Basically, I'd like to publish per-editor pageview stats. That is, Mediawiki would keep track of the number of times an article had been viewed since the first day you edited it, and let you know how many times your edits had been seen (approximately, depending on the resolution of the data). I think such personalized stats could really help to drive editor retention. The information is available now through Henrik's tool, but even if you know about stats.grok.se, it's hard to keep track and make the connection between the graphs there and one's own contributions.
Clearly, pageview data of at least daily resolution would be required to make such a thing work.
Are there other specific projects that require this data? It will be much easier to make a case for accelerating development of the dataset if there are some clear examples of where it's needed, and especially if it can help to meet the current editor retention goals.
-Ian
On Thu, Aug 11, 2011 at 3:12 PM, MZMcBride z@mzmcbride.com wrote:
Hi.
I've been asked a few times recently about doing reports of the most-viewed pages per month/per day/per year/etc. A few years after Domas first started publishing this information in raw form, the current situation seems rather bleak. Henrik has a visualization tool with a very simple JSON API behind it (http://stats.grok.se), but other than that, I don't know of any efforts to put this data into a database.
Currently, if you want data on, for example, every article on the English Wikipedia, you'd have to make 3.7 million individual HTTP requests to Henrik's tool. At one per second, you're looking at over a month's worth of continuous fetching. This is obviously not practical.
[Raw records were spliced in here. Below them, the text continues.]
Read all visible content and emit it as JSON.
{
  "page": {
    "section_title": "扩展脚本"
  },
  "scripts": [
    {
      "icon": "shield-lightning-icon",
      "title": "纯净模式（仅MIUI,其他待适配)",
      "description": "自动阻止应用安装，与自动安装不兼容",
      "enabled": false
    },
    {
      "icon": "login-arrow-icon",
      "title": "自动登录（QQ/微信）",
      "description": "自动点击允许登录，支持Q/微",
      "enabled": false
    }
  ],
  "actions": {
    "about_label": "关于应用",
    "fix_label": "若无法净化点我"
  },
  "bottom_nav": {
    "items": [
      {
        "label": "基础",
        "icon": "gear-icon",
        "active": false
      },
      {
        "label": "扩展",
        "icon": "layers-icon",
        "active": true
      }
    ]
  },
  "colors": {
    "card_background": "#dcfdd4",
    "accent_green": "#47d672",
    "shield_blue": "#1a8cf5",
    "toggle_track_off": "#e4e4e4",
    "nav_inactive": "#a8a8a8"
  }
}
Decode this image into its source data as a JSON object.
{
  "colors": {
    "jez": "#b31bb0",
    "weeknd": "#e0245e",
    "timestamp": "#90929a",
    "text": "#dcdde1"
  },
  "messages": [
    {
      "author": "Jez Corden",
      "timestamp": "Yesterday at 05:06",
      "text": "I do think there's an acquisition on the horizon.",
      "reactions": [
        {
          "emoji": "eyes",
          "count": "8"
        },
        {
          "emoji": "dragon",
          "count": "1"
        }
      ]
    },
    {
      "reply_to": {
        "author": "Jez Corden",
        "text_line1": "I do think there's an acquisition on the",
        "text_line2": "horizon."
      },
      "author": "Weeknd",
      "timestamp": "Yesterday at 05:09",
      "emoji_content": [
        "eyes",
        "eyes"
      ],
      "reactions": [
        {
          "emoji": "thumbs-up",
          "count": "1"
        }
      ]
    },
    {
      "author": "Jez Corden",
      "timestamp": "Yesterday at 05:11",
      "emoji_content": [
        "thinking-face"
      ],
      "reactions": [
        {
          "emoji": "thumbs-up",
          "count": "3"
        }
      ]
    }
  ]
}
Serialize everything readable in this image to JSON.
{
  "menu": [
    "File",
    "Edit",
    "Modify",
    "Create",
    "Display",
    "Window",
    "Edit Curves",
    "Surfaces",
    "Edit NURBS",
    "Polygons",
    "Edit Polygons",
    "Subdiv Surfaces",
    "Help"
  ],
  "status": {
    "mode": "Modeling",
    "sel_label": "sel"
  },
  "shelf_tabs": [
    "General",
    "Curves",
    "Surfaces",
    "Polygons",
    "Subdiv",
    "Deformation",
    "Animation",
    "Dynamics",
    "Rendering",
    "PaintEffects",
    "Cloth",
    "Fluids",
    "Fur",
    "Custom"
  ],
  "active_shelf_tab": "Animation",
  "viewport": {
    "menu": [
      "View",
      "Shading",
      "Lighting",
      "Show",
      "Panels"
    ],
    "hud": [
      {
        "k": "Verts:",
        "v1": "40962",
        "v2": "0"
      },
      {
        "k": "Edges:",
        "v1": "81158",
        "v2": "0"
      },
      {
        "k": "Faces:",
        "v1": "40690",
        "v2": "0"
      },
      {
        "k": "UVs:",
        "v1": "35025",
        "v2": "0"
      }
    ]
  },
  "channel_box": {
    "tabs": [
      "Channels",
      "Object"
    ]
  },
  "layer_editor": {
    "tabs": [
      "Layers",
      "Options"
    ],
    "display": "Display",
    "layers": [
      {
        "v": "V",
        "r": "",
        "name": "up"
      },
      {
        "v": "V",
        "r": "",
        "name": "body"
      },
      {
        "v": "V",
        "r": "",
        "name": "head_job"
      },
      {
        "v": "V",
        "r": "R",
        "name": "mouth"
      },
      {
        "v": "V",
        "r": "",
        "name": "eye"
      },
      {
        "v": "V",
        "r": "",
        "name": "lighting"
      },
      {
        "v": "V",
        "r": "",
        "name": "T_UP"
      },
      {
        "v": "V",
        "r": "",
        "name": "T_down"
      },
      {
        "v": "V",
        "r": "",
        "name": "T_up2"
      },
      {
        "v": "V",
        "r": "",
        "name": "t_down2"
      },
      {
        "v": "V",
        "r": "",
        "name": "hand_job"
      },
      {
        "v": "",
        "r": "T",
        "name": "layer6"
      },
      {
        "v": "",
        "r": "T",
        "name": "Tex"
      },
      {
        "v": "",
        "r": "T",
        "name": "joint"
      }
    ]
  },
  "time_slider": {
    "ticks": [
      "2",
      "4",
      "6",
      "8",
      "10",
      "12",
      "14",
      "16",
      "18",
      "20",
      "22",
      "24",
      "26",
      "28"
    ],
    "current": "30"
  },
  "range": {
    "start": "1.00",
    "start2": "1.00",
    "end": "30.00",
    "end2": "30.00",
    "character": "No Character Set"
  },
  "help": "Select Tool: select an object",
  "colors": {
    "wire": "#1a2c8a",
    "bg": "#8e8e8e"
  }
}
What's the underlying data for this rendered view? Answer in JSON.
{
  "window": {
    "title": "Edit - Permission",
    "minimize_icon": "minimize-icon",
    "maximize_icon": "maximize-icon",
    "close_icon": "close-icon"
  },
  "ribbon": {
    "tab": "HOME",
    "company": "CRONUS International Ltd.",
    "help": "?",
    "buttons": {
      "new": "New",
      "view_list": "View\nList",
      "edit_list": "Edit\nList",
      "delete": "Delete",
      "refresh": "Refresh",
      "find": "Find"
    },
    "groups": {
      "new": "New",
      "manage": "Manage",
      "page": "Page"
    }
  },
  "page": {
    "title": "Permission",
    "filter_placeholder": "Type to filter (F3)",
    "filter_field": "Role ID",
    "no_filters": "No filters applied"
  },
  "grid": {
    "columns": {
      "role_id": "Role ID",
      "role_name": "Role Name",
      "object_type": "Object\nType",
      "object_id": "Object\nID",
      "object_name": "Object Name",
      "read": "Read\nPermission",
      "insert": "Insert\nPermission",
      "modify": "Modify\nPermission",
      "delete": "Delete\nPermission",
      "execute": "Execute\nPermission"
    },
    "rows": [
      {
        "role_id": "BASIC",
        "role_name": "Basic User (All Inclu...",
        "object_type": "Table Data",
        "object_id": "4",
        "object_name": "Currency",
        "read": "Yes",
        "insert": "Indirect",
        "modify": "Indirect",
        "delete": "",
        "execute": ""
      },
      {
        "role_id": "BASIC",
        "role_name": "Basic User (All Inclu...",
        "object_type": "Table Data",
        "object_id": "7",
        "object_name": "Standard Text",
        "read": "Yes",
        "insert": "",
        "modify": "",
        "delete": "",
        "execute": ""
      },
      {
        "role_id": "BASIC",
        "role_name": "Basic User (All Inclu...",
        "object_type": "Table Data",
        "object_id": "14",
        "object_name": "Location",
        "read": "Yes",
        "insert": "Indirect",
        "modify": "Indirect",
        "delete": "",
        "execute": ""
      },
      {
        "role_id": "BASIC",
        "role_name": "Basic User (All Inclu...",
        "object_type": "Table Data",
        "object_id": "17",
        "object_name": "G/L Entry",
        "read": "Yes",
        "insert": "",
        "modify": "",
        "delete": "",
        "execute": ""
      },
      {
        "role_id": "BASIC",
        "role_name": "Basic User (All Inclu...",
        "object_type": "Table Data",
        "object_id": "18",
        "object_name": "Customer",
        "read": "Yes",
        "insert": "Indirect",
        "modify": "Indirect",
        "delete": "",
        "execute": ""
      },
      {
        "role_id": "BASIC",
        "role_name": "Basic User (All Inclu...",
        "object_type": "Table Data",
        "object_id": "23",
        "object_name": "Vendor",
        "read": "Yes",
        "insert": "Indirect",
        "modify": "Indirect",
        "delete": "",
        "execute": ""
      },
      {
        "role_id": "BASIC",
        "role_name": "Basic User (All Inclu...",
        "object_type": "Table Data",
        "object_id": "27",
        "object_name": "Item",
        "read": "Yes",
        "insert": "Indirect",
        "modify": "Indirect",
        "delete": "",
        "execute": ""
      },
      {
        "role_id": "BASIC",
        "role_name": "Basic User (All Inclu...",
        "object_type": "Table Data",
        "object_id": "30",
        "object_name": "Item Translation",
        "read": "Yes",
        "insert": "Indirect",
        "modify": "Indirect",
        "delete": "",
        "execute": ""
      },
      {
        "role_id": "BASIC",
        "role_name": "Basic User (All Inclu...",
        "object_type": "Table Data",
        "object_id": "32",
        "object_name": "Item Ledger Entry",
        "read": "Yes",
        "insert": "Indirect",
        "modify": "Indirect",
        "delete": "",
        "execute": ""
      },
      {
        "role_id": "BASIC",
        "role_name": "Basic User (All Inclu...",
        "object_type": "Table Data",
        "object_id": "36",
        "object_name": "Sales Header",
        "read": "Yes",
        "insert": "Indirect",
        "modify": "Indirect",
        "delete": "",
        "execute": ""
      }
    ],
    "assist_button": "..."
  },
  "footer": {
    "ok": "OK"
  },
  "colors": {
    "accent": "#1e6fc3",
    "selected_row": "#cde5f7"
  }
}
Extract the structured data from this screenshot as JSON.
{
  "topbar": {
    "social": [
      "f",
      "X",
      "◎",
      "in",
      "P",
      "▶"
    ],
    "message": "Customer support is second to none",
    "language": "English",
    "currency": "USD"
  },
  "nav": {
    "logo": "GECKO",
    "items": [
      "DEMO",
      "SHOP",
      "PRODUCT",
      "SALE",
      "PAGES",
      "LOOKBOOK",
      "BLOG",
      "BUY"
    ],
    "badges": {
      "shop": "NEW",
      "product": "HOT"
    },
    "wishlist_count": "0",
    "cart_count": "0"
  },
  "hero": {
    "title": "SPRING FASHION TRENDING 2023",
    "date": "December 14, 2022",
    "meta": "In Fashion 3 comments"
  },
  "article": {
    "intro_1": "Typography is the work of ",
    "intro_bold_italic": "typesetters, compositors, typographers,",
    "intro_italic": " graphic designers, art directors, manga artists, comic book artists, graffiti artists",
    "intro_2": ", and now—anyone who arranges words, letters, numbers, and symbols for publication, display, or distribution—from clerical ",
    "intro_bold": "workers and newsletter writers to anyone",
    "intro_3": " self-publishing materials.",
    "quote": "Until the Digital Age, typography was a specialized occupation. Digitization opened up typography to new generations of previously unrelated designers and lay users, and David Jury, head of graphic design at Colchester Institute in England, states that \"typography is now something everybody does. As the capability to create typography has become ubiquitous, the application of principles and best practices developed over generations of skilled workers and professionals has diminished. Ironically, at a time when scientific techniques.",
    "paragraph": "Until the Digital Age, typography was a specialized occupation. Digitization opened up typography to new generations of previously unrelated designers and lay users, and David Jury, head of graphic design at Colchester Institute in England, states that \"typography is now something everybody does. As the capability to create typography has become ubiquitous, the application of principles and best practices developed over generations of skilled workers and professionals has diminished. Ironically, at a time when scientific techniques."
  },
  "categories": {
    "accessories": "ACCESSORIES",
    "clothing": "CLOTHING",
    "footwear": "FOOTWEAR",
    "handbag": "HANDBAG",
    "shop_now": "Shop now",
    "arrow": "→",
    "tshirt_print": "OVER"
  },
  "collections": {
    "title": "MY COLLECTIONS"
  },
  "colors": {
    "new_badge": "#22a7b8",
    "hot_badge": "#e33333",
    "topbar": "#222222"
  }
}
A lot of people were waiting on Wikimedia's Open Web Analytics work to come to fruition, but it seems that has been indefinitely put on hold. (Is that right?)
Is it worth a Toolserver user's time to try to create a database of per-project, per-page page view statistics? Is it worth a grant from the Wikimedia Foundation to have someone work on this? Is it worth trying to convince Wikimedia Deutschland to assign resources? And, of course, it wouldn't be a bad idea if Domas' first-pass implementation was improved on Wikimedia's side, regardless.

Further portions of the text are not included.